However, this kind of sampling schedule will contain samples that are minimally informative to the parameters of interest. For example, Clabile changes mainly affect saturation frequencies near the chemical shift of the exchangeable protons (around 1.9 ppm in this
study). Recently, an optimal sampling schedule (OSS) [40] was introduced to maximize the information for the parameters of interest from the measured data. OSS selects the saturation frequencies based on the parameter sensitivity functions which describe how sensitive the data are to changes in Pexidartinib the parameter values at a particular saturation frequency. When an OSS was optimized for ωw, Mlabile0 and Clabile, the algorithm proposed a schedule that sampled repeatedly around the water
center frequency and the chemical shift of the exchangeable protons with minimal or no samples at the other frequency offsets. By doing so, better signal to noise ratio Target Selective Inhibitor Library data are achievable, resulting in an improvement in the accuracy of the important parameters estimated from the model fitting. The results of this study, namely those in Figs. 1 and 4a, indicate that the predominant differences between the pulsed and continuous z-spectra occur around the two resonances which coincide with the frequency offsets most sampled by the OSS. This might imply that quantitative analysis of data acquired using pulsed-CEST with an OSS strategy may not be feasible with the continuous approximation and in this case the discretization method has to be used. In practical data analysis scenarios, the results in Fig. 2 indicate that the number of discretized segments required by the discretization Florfenicol method varies according to the pulsed parameters used and could be reduced from the benchmark (1024 segments) to minimize the computational cost. Previously, analysis has been performed by discretizing each pulse into 64 [30] or 512 [25] segments. The computation time required to calculate a spectrum using 512 segments per pulse was roughly 16 times (9.8 min/0.629 min) longer than 32 segments per pulse used in this study and 4 (9.8 min/2.483 min)

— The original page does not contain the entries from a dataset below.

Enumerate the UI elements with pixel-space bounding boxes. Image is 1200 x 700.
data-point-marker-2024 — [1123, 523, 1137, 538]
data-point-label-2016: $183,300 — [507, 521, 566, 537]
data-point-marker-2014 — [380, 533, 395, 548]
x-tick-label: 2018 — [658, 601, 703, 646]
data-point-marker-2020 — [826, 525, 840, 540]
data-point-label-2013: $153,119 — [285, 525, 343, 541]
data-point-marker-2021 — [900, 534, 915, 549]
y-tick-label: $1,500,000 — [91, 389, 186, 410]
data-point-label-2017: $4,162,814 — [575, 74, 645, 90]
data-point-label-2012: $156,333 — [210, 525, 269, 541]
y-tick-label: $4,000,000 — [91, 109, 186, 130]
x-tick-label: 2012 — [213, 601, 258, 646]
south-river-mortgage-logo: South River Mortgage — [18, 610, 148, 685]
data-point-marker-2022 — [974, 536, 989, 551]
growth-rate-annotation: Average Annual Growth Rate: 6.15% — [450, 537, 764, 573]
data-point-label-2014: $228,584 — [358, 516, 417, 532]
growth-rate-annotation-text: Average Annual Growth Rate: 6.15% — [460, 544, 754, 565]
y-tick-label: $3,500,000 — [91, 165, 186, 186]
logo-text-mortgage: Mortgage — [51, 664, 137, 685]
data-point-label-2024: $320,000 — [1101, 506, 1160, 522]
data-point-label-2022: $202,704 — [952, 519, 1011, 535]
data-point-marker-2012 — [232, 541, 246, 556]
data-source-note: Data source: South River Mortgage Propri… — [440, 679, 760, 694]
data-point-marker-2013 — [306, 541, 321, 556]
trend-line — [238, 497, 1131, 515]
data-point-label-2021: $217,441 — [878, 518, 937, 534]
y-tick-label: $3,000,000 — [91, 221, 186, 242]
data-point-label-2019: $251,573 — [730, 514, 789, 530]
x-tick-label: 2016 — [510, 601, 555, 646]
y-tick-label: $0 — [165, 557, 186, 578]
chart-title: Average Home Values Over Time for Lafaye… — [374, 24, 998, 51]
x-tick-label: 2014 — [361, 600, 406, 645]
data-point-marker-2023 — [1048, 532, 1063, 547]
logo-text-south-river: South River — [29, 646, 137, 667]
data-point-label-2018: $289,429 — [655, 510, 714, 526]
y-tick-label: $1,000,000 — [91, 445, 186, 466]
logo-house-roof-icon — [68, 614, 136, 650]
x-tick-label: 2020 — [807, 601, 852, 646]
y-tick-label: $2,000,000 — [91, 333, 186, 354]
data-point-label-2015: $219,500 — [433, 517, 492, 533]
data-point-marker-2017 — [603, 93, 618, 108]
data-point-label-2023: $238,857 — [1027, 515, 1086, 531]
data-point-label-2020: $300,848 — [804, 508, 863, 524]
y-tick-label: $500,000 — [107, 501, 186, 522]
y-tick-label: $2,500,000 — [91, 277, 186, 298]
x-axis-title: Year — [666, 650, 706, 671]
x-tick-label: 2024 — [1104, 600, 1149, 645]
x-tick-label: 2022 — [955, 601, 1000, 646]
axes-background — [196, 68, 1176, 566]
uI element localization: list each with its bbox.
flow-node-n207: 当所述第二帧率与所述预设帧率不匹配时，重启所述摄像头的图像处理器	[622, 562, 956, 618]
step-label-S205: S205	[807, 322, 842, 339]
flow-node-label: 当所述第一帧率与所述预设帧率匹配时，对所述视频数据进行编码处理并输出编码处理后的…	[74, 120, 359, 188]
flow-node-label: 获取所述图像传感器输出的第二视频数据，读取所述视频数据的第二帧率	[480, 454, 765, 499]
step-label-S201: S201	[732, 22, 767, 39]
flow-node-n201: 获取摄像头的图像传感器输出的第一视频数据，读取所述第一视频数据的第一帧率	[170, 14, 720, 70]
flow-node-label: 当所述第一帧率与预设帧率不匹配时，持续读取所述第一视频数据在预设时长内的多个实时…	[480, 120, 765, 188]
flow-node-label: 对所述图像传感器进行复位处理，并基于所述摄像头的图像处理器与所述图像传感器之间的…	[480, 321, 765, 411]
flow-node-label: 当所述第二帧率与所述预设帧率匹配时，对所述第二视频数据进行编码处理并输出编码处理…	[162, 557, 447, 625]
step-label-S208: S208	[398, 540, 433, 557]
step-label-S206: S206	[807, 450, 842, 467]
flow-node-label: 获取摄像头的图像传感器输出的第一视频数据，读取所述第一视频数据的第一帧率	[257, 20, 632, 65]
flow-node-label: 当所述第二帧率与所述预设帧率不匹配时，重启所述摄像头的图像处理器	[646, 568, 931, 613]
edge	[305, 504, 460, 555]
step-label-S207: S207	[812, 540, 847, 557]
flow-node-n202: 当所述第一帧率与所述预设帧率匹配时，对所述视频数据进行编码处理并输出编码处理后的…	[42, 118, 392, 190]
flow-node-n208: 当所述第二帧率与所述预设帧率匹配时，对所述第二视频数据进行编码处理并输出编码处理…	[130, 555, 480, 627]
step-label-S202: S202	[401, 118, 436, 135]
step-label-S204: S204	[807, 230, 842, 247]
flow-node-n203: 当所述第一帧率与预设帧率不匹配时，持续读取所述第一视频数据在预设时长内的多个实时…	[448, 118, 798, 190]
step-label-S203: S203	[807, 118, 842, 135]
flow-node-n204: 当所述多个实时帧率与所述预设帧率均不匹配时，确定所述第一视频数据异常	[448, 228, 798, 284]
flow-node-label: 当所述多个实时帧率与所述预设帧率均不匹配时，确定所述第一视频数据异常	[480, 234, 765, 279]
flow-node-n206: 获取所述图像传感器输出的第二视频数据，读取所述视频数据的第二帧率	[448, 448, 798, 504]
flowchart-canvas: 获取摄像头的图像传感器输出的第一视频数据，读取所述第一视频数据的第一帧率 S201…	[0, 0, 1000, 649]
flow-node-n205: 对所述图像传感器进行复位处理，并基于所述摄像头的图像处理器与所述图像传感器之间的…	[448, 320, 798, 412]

times longer than the largest discretization needed for the range of pulsed parameters simulated. The computational time reduction above was recorded from an Intel Xeon CPU E5520 @ 2.27 GHz with 8G of RAM. When discretized model fitting, which requires iterative calculation of the magnetization, is applied, using a smaller number of discretized segments is especially important as it will result in a substantial reduction in computational cost. Despite the reductions in computational costs afforded by the reductions in the number of discretization required in practice, analysis of pulsed-CEST data using a discretized pulse train is still high compared to the continuous equivalent (a few seconds to calculate a spectrum per iteration).